Matthes also stole an additional $1 million from his brokerage clients by making unauthorized sales and withdrawals from various annuity contracts. In the claims, 15 clients sold or authorized the sale of securities underlying their variable annuities. Likewise, it is alleged that eight clients withdrew money from personal accounts for the factious investment opportunity marketed by Matthes.
Fake Account Statements
In a bid to cover his track, Matthes created fake account statements that he used to trick the investors that their money was safe and sound and generating returns. To quash doubts that he would be able to deliver on the 4% annually, Matthes allegedly paid some of the investors $170,000 in Ponzi like payments, according to the SEC.
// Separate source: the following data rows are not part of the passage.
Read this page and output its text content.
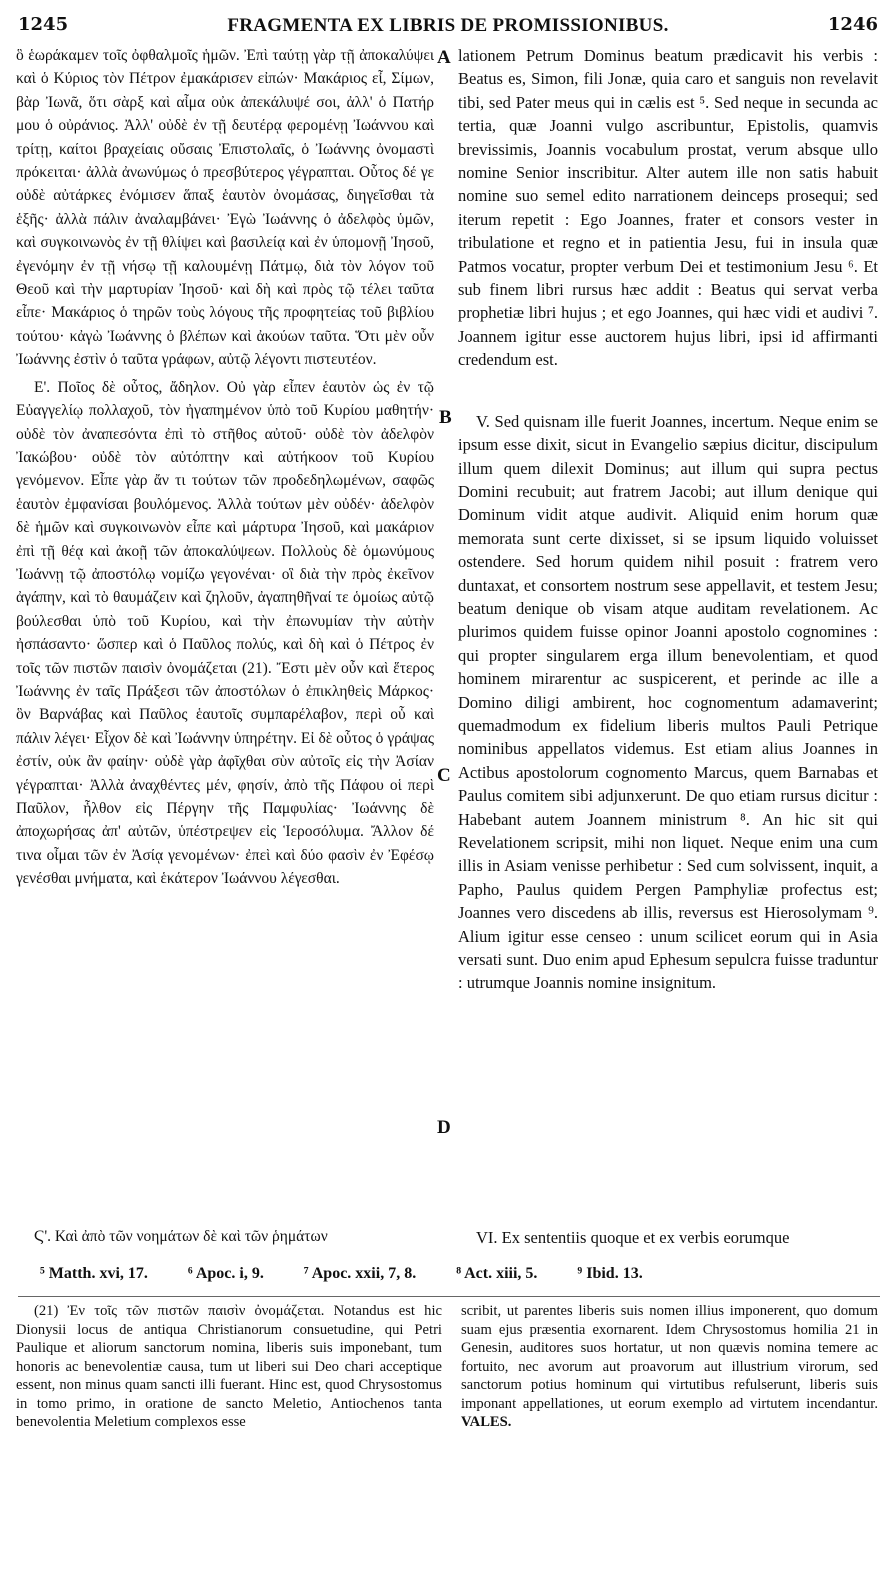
1245	FRAGMENTA EX LIBRIS DE PROMISSIONIBUS.	1246

ὃ ἑωράκαμεν τοῖς ὀφθαλμοῖς ἡμῶν. Ἐπὶ ταύτῃ γὰρ τῇ ἀποκαλύψει καὶ ὁ Κύριος τὸν Πέτρον ἐμακάρισεν εἰπών· Μακάριος εἶ, Σίμων, βὰρ Ἰωνᾶ, ὅτι σὰρξ καὶ αἷμα οὐκ ἀπεκάλυψέ σοι, ἀλλ' ὁ Πατήρ μου ὁ οὐράνιος. Ἀλλ' οὐδὲ ἐν τῇ δευτέρᾳ φερομένῃ Ἰωάννου καὶ τρίτῃ, καίτοι βραχείαις οὔσαις Ἐπιστολαῖς, ὁ Ἰωάννης ὀνομαστὶ πρόκειται· ἀλλὰ ἀνωνύμως ὁ πρεσβύτερος γέγραπται. Οὗτος δέ γε οὐδὲ αὐτάρκες ἐνόμισεν ἅπαξ ἑαυτὸν ὀνομάσας, διηγεῖσθαι τὰ ἑξῆς· ἀλλὰ πάλιν ἀναλαμβάνει· Ἐγὼ Ἰωάννης ὁ ἀδελφὸς ὑμῶν, καὶ συγκοινωνὸς ἐν τῇ θλίψει καὶ βασιλείᾳ καὶ ἐν ὑπομονῇ Ἰησοῦ, ἐγενόμην ἐν τῇ νήσῳ τῇ καλουμένῃ Πάτμῳ, διὰ τὸν λόγον τοῦ Θεοῦ καὶ τὴν μαρτυρίαν Ἰησοῦ· καὶ δὴ καὶ πρὸς τῷ τέλει ταῦτα εἶπε· Μακάριος ὁ τηρῶν τοὺς λόγους τῆς προφητείας τοῦ βιβλίου τούτου· κἀγὼ Ἰωάννης ὁ βλέπων καὶ ἀκούων ταῦτα. Ὅτι μὲν οὖν Ἰωάννης ἐστὶν ὁ ταῦτα γράφων, αὐτῷ λέγοντι πιστευτέον.

Ε'. Ποῖος δὲ οὗτος, ἄδηλον. Οὐ γὰρ εἶπεν ἑαυτὸν ὡς ἐν τῷ Εὐαγγελίῳ πολλαχοῦ, τὸν ἠγαπημένον ὑπὸ τοῦ Κυρίου μαθητήν· οὐδὲ τὸν ἀναπεσόντα ἐπὶ τὸ στῆθος αὐτοῦ· οὐδὲ τὸν ἀδελφὸν Ἰακώβου· οὐδὲ τὸν αὐτόπτην καὶ αὐτήκοον τοῦ Κυρίου γενόμενον. Εἶπε γὰρ ἄν τι τούτων τῶν προδεδηλωμένων, σαφῶς ἑαυτὸν ἐμφανίσαι βουλόμενος. Ἀλλὰ τούτων μὲν οὐδέν· ἀδελφὸν δὲ ἡμῶν καὶ συγκοινωνὸν εἶπε καὶ μάρτυρα Ἰησοῦ, καὶ μακάριον ἐπὶ τῇ θέᾳ καὶ ἀκοῇ τῶν ἀποκαλύψεων. Πολλοὺς δὲ ὁμωνύμους Ἰωάννῃ τῷ ἀποστόλῳ νομίζω γεγονέναι· οἳ διὰ τὴν πρὸς ἐκεῖνον ἀγάπην, καὶ τὸ θαυμάζειν καὶ ζηλοῦν, ἀγαπηθῆναί τε ὁμοίως αὐτῷ βούλεσθαι ὑπὸ τοῦ Κυρίου, καὶ τὴν ἐπωνυμίαν τὴν αὐτὴν ἠσπάσαντο· ὥσπερ καὶ ὁ Παῦλος πολύς, καὶ δὴ καὶ ὁ Πέτρος ἐν τοῖς τῶν πιστῶν παισὶν ὀνομάζεται (21). Ἔστι μὲν οὖν καὶ ἕτερος Ἰωάννης ἐν ταῖς Πράξεσι τῶν ἀποστόλων ὁ ἐπικληθεὶς Μάρκος· ὃν Βαρνάβας καὶ Παῦλος ἑαυτοῖς συμπαρέλαβον, περὶ οὗ καὶ πάλιν λέγει· Εἶχον δὲ καὶ Ἰωάννην ὑπηρέτην. Εἰ δὲ οὗτος ὁ γράψας ἐστίν, οὐκ ἂν φαίην· οὐδὲ γὰρ ἀφῖχθαι σὺν αὐτοῖς εἰς τὴν Ἀσίαν γέγραπται· Ἀλλὰ ἀναχθέντες μέν, φησίν, ἀπὸ τῆς Πάφου οἱ περὶ Παῦλον, ἦλθον εἰς Πέργην τῆς Παμφυλίας· Ἰωάννης δὲ ἀποχωρήσας ἀπ' αὐτῶν, ὑπέστρεψεν εἰς Ἱεροσόλυμα. Ἄλλον δέ τινα οἶμαι τῶν ἐν Ἀσίᾳ γενομένων· ἐπεὶ καὶ δύο φασὶν ἐν Ἐφέσῳ γενέσθαι μνήματα, καὶ ἑκάτερον Ἰωάννου λέγεσθαι.

Ϛ'. Καὶ ἀπὸ τῶν νοημάτων δὲ καὶ τῶν ῥημάτων

A
B
C
D

lationem Petrum Dominus beatum prædicavit his verbis : Beatus es, Simon, fili Jonæ, quia caro et sanguis non revelavit tibi, sed Pater meus qui in cælis est ⁵. Sed neque in secunda ac tertia, quæ Joanni vulgo ascribuntur, Epistolis, quamvis brevissimis, Joannis vocabulum prostat, verum absque ullo nomine Senior inscribitur. Alter autem ille non satis habuit nomine suo semel edito narrationem deinceps prosequi; sed iterum repetit : Ego Joannes, frater et consors vester in tribulatione et regno et in patientia Jesu, fui in insula quæ Patmos vocatur, propter verbum Dei et testimonium Jesu ⁶. Et sub finem libri rursus hæc addit : Beatus qui servat verba prophetiæ libri hujus ; et ego Joannes, qui hæc vidi et audivi ⁷. Joannem igitur esse auctorem hujus libri, ipsi id affirmanti credendum est.

V. Sed quisnam ille fuerit Joannes, incertum. Neque enim se ipsum esse dixit, sicut in Evangelio sæpius dicitur, discipulum illum quem dilexit Dominus; aut illum qui supra pectus Domini recubuit; aut fratrem Jacobi; aut illum denique qui Dominum vidit atque audivit. Aliquid enim horum quæ memorata sunt certe dixisset, si se ipsum liquido voluisset ostendere. Sed horum quidem nihil posuit : fratrem vero duntaxat, et consortem nostrum sese appellavit, et testem Jesu; beatum denique ob visam atque auditam revelationem. Ac plurimos quidem fuisse opinor Joanni apostolo cognomines : qui propter singularem erga illum benevolentiam, et quod hominem mirarentur ac suspicerent, et perinde ac ille a Domino diligi ambirent, hoc cognomentum adamaverint; quemadmodum ex fidelium liberis multos Pauli Petrique nominibus appellatos videmus. Est etiam alius Joannes in Actibus apostolorum cognomento Marcus, quem Barnabas et Paulus comitem sibi adjunxerunt. De quo etiam rursus dicitur : Habebant autem Joannem ministrum ⁸. An hic sit qui Revelationem scripsit, mihi non liquet. Neque enim una cum illis in Asiam venisse perhibetur : Sed cum solvissent, inquit, a Papho, Paulus quidem Pergen Pamphyliæ profectus est; Joannes vero discedens ab illis, reversus est Hierosolymam ⁹. Alium igitur esse censeo : unum scilicet eorum qui in Asia versati sunt. Duo enim apud Ephesum sepulcra fuisse traduntur : utrumque Joannis nomine insignitum.

VI. Ex sententiis quoque et ex verbis eorumque

⁵ Matth. xvi, 17.	⁶ Apoc. i, 9.	⁷ Apoc. xxii, 7, 8.	⁸ Act. xiii, 5.	⁹ Ibid. 13.
(21) Ἐν τοῖς τῶν πιστῶν παισὶν ὀνομάζεται. Notandus est hic Dionysii locus de antiqua Christianorum consuetudine, qui Petri Paulique et aliorum sanctorum nomina, liberis suis imponebant, tum honoris ac benevolentiæ causa, tum ut liberi sui Deo chari acceptique essent, non minus quam sancti illi fuerant. Hinc est, quod Chrysostomus in tomo primo, in oratione de sancto Meletio, Antiochenos tanta benevolentia Meletium complexos esse
scribit, ut parentes liberis suis nomen illius imponerent, quo domum suam ejus præsentia exornarent. Idem Chrysostomus homilia 21 in Genesin, auditores suos hortatur, ut non quævis nomina temere ac fortuito, nec avorum aut proavorum aut illustrium virorum, sed sanctorum potius hominum qui virtutibus refulserunt, liberis suis imponant appellationes, ut eorum exemplo ad virtutem incendantur. VALES.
The SEC also maintains that Matthes lied to the Mutual of Omaha Investor Services. The firm had questioned a withdrawal, which Matthes went on to claim that the client had requested the money to finance home repairs and to cater for car payments.
In March of last year, the Financial Industry Regulatory Authority barred Mr. Matthes from associating with any FINRA member. Likewise, the Wisconsin Securities division also issued an order prohibiting the Investment adviser from obtaining a license to operate as a securities adviser in the state.
The SEC has since charged Matthes for violating the anti-fraud provisions as well as federal securities laws. According to SEC, Matthes acted deliberately with the intent to deceive the unknowing retail investors. The regulator further states that the investment adviser knew very well that the investment he was describing did not exist.
The investment adviser is yet to admit or deny the allegations but has agreed to be enjoined from future violations. He has also agreed to settle the SEC charges. The court is to determine the disgorgement penalties and prejudgment interest he is to pay to settle the claims.